Appearance
How It Works
This page gives a plain-English overview of the technology behind VoiceOtaku. We won't go into implementation details, but you'll get a clear picture of the pipeline that turns your voice into a personalised anime recommendation.
The Pipeline
When you speak during a call, your voice goes through a four-step process:
Your voice → Transcription → AI thinking → Voice synthesis → Your ears1. Voice Capture
Your browser records audio from your microphone in short chunks while you're speaking. The recording runs locally in your browser — audio is sent to the server only when you finish speaking a segment.
2. Speech-to-Text (Transcription)
The recorded audio is transcribed into text by a speech recognition model. This is the text you see appearing on screen as you speak.
3. AI Recommendation
The transcribed text is passed to a large language model (LLM) that acts as a knowledgeable anime advisor.

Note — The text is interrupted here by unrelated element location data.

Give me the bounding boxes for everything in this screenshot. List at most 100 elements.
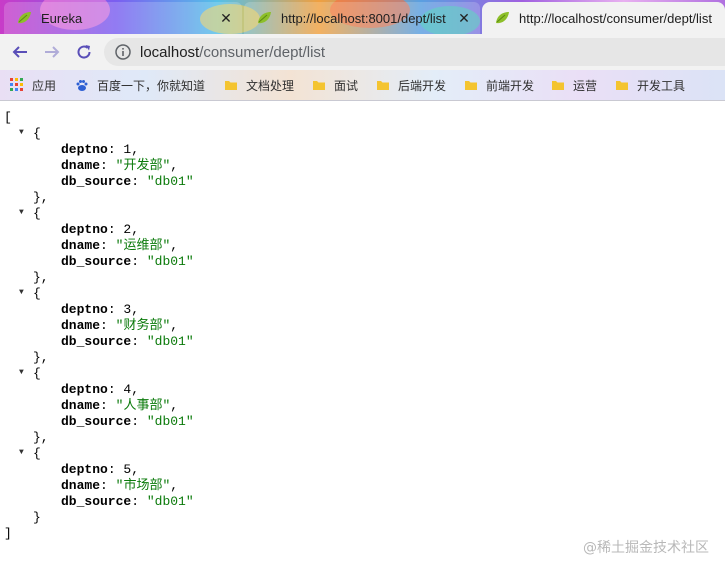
json-colon: : (107, 302, 124, 317)
collapse-toggle-icon[interactable]: ▼ (19, 448, 24, 457)
bookmark-label: 后端开发 (398, 78, 447, 93)
spring-leaf-icon (258, 12, 271, 24)
address-bar[interactable]: localhost/consumer/dept/list (104, 38, 725, 66)
back-button[interactable] (8, 40, 32, 64)
collapse-toggle-icon[interactable]: ▼ (19, 288, 24, 297)
json-field-deptno: deptno: 1, (61, 142, 139, 158)
json-value: 市场部 (123, 478, 163, 493)
tab-strip: Eureka ✕ http://localhost:8001/dept/list… (0, 0, 725, 34)
browser-toolbar: localhost/consumer/dept/list (0, 34, 725, 70)
json-colon: : (100, 398, 116, 413)
folder-icon (225, 81, 237, 90)
json-key: dname (61, 318, 101, 333)
json-key: db_source (61, 174, 132, 189)
collapse-toggle-icon[interactable]: ▼ (19, 368, 24, 377)
json-colon: : (131, 334, 147, 349)
apps-grid-icon (10, 78, 23, 91)
json-comma: , (170, 238, 179, 253)
json-colon: : (100, 478, 116, 493)
bookmark-folder[interactable]: 运营 (551, 70, 597, 100)
bookmark-folder[interactable]: 面试 (312, 70, 358, 100)
json-colon: : (131, 174, 147, 189)
bookmark-label: 百度一下，你就知道 (97, 78, 206, 93)
json-colon: : (131, 254, 147, 269)
json-object-close: }, (33, 270, 49, 286)
folder-icon (552, 81, 564, 90)
json-field-db-source: db_source: "db01" (61, 494, 194, 510)
bookmark-folder[interactable]: 后端开发 (376, 70, 446, 100)
info-icon[interactable] (115, 44, 131, 60)
json-colon: : (131, 494, 147, 509)
bookmark-folder[interactable]: 文档处理 (224, 70, 294, 100)
collapse-toggle-icon[interactable]: ▼ (19, 208, 24, 217)
close-icon[interactable]: ✕ (218, 10, 234, 26)
json-field-dname: dname: "市场部", (61, 478, 178, 494)
json-key: deptno (61, 382, 108, 397)
baidu-paw-icon (76, 80, 88, 91)
brace-text: }, (33, 350, 49, 365)
json-value: 开发部 (123, 158, 163, 173)
bookmark-apps[interactable]: 应用 (10, 70, 56, 100)
json-viewer: [▼{deptno: 1, dname: "开发部", db_source: "db… (0, 101, 725, 571)
json-quote: " (185, 414, 194, 429)
json-object-close: }, (33, 430, 49, 446)
json-field-db-source: db_source: "db01" (61, 254, 194, 270)
json-comma: , (131, 382, 140, 397)
bookmark-label: 应用 (32, 78, 57, 93)
tab-provider-dept-list[interactable]: http://localhost:8001/dept/list ✕ (244, 2, 480, 34)
forward-arrow-icon (45, 46, 60, 58)
json-key: deptno (61, 462, 108, 477)
json-value: db01 (154, 174, 186, 189)
bookmark-baidu[interactable]: 百度一下，你就知道 (75, 70, 205, 100)
address-text: localhost/consumer/dept/list (140, 44, 325, 61)
tab-eureka[interactable]: Eureka ✕ (4, 2, 242, 34)
json-object-open: { (33, 366, 41, 382)
tab-title: http://localhost:8001/dept/list (281, 10, 446, 26)
tab-title: Eureka (41, 10, 83, 26)
json-comma: , (131, 302, 140, 317)
spring-leaf-icon (18, 12, 31, 24)
spring-leaf-icon (496, 12, 509, 24)
back-arrow-icon (12, 46, 27, 58)
json-comma: , (170, 318, 179, 333)
json-quote: " (146, 334, 155, 349)
close-icon[interactable]: ✕ (456, 10, 472, 26)
bookmark-folder[interactable]: 前端开发 (464, 70, 534, 100)
json-object-close: } (33, 510, 41, 526)
json-key: db_source (61, 254, 132, 269)
json-field-deptno: deptno: 5, (61, 462, 139, 478)
json-key: dname (61, 158, 101, 173)
reload-button[interactable] (72, 40, 96, 64)
collapse-toggle-icon[interactable]: ▼ (19, 128, 24, 137)
brace-text: { (33, 206, 41, 221)
json-value: db01 (154, 334, 186, 349)
json-key: db_source (61, 494, 132, 509)
json-object-open: { (33, 446, 41, 462)
tab-consumer-dept-list[interactable]: http://localhost/consumer/dept/list (482, 2, 725, 34)
json-object-open: { (33, 286, 41, 302)
folder-icon (465, 81, 477, 90)
json-close-bracket: ] (4, 526, 12, 542)
json-value: db01 (154, 494, 186, 509)
brace-text: }, (33, 270, 49, 285)
json-quote: " (185, 334, 194, 349)
json-quote: " (185, 254, 194, 269)
json-key: db_source (61, 334, 132, 349)
json-colon: : (100, 158, 116, 173)
json-quote: " (185, 494, 194, 509)
bracket-text: [ (4, 110, 12, 125)
json-field-deptno: deptno: 4, (61, 382, 139, 398)
brace-text: { (33, 286, 41, 301)
json-value: 人事部 (123, 398, 163, 413)
forward-button[interactable] (40, 40, 64, 64)
json-colon: : (107, 142, 124, 157)
json-colon: : (100, 318, 116, 333)
brace-text: } (33, 510, 41, 525)
json-object-close: }, (33, 350, 49, 366)
address-path: /consumer/dept/list (199, 43, 326, 61)
bookmark-label: 运营 (573, 78, 598, 93)
bookmark-folder[interactable]: 开发工具 (615, 70, 685, 100)
json-value: 财务部 (123, 318, 163, 333)
bookmark-label: 前端开发 (486, 78, 535, 93)
folder-icon (377, 81, 389, 90)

It reads your full conversation history for context and generates a thoughtful, relevant recommendation.
The AI is designed to:
- Draw on a wide knowledge of anime titles, genres, studios, and themes
- Understand nuanced preferences ("something melancholy but hopeful")

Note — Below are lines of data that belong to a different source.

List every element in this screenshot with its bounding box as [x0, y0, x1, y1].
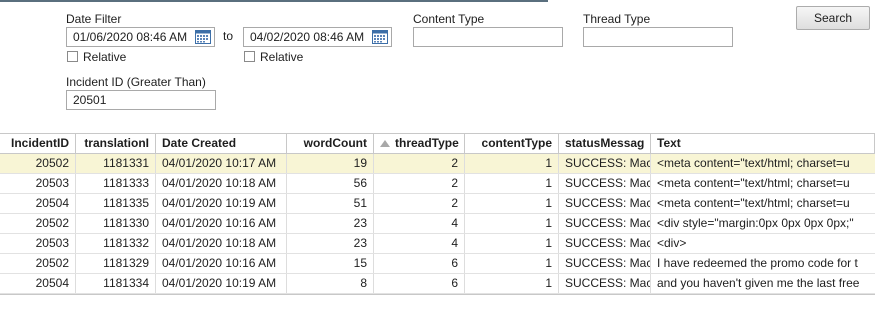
cell-contenttype: 1	[465, 234, 559, 253]
cell-date-created: 04/01/2020 10:16 AM	[156, 214, 287, 233]
cell-text: and you haven't given me the last free	[657, 276, 860, 290]
cell-translationid: 1181332	[76, 234, 156, 253]
cell-translationid: 1181331	[76, 154, 156, 173]
cell-incidentid: 20504	[0, 194, 76, 213]
results-grid: IncidentID translationI Date Created wor…	[0, 133, 875, 295]
cell-translationid: 1181329	[76, 254, 156, 273]
cell-statusmessage: SUCCESS: Mac	[559, 274, 651, 293]
cell-statusmessage: SUCCESS: Mac	[559, 174, 651, 193]
to-date-value: 04/02/2020 08:46 AM	[250, 30, 365, 44]
col-header-statusmessage[interactable]: statusMessag	[559, 134, 651, 153]
from-relative-checkbox[interactable]	[67, 51, 78, 62]
content-type-input[interactable]	[413, 27, 563, 47]
cell-statusmessage: SUCCESS: Mac	[559, 254, 651, 273]
cell-text: <meta content="text/html; charset=u	[657, 176, 850, 190]
cell-incidentid: 20502	[0, 254, 76, 273]
table-row[interactable]: 20503 1181332 04/01/2020 10:18 AM 23 4 1 SUCCE…	[0, 234, 875, 254]
table-row[interactable]: 20504 1181335 04/01/2020 10:19 AM 51 2 1 SUCCE…	[0, 194, 875, 214]
table-row[interactable]: 20502 1181331 04/01/2020 10:17 AM 19 2 1 SUCCE…	[0, 154, 875, 174]
cell-wordcount: 51	[287, 194, 374, 213]
table-row[interactable]: 20502 1181329 04/01/2020 10:16 AM 15 6 1 SUCCE…	[0, 254, 875, 274]
cell-statusmessage: SUCCESS: Mac	[559, 214, 651, 233]
cell-threadtype: 2	[374, 194, 465, 213]
cell-text: I have redeemed the promo code for t	[657, 256, 858, 270]
search-button[interactable]: Search	[796, 6, 870, 30]
from-relative-label: Relative	[83, 50, 127, 64]
incident-id-input[interactable]: 20501	[66, 90, 216, 110]
thread-type-input[interactable]	[583, 27, 733, 47]
cell-wordcount: 23	[287, 214, 374, 233]
window-top-border	[0, 0, 548, 2]
cell-translationid: 1181330	[76, 214, 156, 233]
cell-translationid: 1181333	[76, 174, 156, 193]
cell-statusmessage: SUCCESS: Mac	[559, 194, 651, 213]
cell-threadtype: 2	[374, 174, 465, 193]
col-header-translationid[interactable]: translationI	[76, 134, 156, 153]
cell-wordcount: 23	[287, 234, 374, 253]
cell-date-created: 04/01/2020 10:18 AM	[156, 234, 287, 253]
to-date-picker[interactable]: 04/02/2020 08:46 AM	[243, 27, 392, 47]
col-header-incidentid[interactable]: IncidentID	[0, 134, 76, 153]
cell-incidentid: 20503	[0, 174, 76, 193]
col-header-contenttype[interactable]: contentType	[465, 134, 559, 153]
cell-threadtype: 6	[374, 254, 465, 273]
cell-threadtype: 4	[374, 214, 465, 233]
to-relative-label: Relative	[260, 50, 304, 64]
col-header-threadtype-label: threadType	[395, 136, 459, 150]
cell-text: <div>	[657, 236, 687, 250]
cell-date-created: 04/01/2020 10:19 AM	[156, 274, 287, 293]
col-header-date-created[interactable]: Date Created	[156, 134, 287, 153]
cell-translationid: 1181335	[76, 194, 156, 213]
cell-contenttype: 1	[465, 274, 559, 293]
cell-text: <div style="margin:0px 0px 0px 0px;"	[657, 216, 854, 230]
cell-statusmessage: SUCCESS: Mac	[559, 234, 651, 253]
col-header-wordcount[interactable]: wordCount	[287, 134, 374, 153]
col-header-threadtype[interactable]: threadType	[374, 134, 465, 153]
cell-incidentid: 20502	[0, 214, 76, 233]
thread-type-label: Thread Type	[583, 12, 651, 26]
cell-text: <meta content="text/html; charset=u	[657, 196, 850, 210]
from-date-value: 01/06/2020 08:46 AM	[73, 30, 188, 44]
cell-wordcount: 56	[287, 174, 374, 193]
cell-contenttype: 1	[465, 194, 559, 213]
cell-text: <meta content="text/html; charset=u	[657, 156, 850, 170]
calendar-icon[interactable]	[372, 30, 388, 44]
sort-ascending-icon	[380, 140, 390, 147]
table-row[interactable]: 20502 1181330 04/01/2020 10:16 AM 23 4 1 SUCCE…	[0, 214, 875, 234]
calendar-icon[interactable]	[195, 30, 211, 44]
cell-threadtype: 6	[374, 274, 465, 293]
incident-id-label: Incident ID (Greater Than)	[66, 75, 206, 89]
col-header-text[interactable]: Text	[651, 134, 875, 153]
cell-threadtype: 2	[374, 154, 465, 173]
date-filter-label: Date Filter	[66, 12, 122, 26]
cell-incidentid: 20502	[0, 154, 76, 173]
cell-contenttype: 1	[465, 174, 559, 193]
to-relative-checkbox[interactable]	[244, 51, 255, 62]
cell-date-created: 04/01/2020 10:17 AM	[156, 154, 287, 173]
cell-contenttype: 1	[465, 254, 559, 273]
table-row[interactable]: 20503 1181333 04/01/2020 10:18 AM 56 2 1 SUCCE…	[0, 174, 875, 194]
cell-incidentid: 20504	[0, 274, 76, 293]
table-row[interactable]: 20504 1181334 04/01/2020 10:19 AM 8 6 1 SUCCES…	[0, 274, 875, 294]
grid-body: 20502 1181331 04/01/2020 10:17 AM 19 2 1 SUCCE…	[0, 154, 875, 294]
cell-statusmessage: SUCCESS: Mac	[559, 154, 651, 173]
cell-wordcount: 15	[287, 254, 374, 273]
cell-translationid: 1181334	[76, 274, 156, 293]
cell-wordcount: 8	[287, 274, 374, 293]
cell-contenttype: 1	[465, 154, 559, 173]
cell-contenttype: 1	[465, 214, 559, 233]
cell-wordcount: 19	[287, 154, 374, 173]
cell-incidentid: 20503	[0, 234, 76, 253]
grid-header-row: IncidentID translationI Date Created wor…	[0, 134, 875, 154]
cell-date-created: 04/01/2020 10:18 AM	[156, 174, 287, 193]
cell-date-created: 04/01/2020 10:19 AM	[156, 194, 287, 213]
from-date-picker[interactable]: 01/06/2020 08:46 AM	[66, 27, 215, 47]
cell-date-created: 04/01/2020 10:16 AM	[156, 254, 287, 273]
content-type-label: Content Type	[413, 12, 485, 26]
to-label: to	[223, 29, 234, 43]
cell-threadtype: 4	[374, 234, 465, 253]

- Ask clarifying questions when your request is ambiguous
- Remember what you said earlier in the same call
4. Text-to-Speech (Voice Synthesis)
The AI's text response is converted back into a natural-sounding voice. This audio is streamed back to your browser and played automatically. You'll hear the recommendation as you read it on screen.
The Queue
VoiceOtaku processes one call at a time. All queuing happens server-side using a fast in-memory store. Your place in the queue is tracked by a temporary session token that lives only for the duration of your visit. See The Queue System for user-facing details.
Privacy
- No accounts required. VoiceOtaku does not require you to log in or register.
- No persistent storage of conversations. Your transcript is not saved after the call ends.
- Temporary session tokens. Any tokens used to manage your queue position expire automatically.
- Microphone access is limited. Your browser only grants microphone access while you are actively on a call.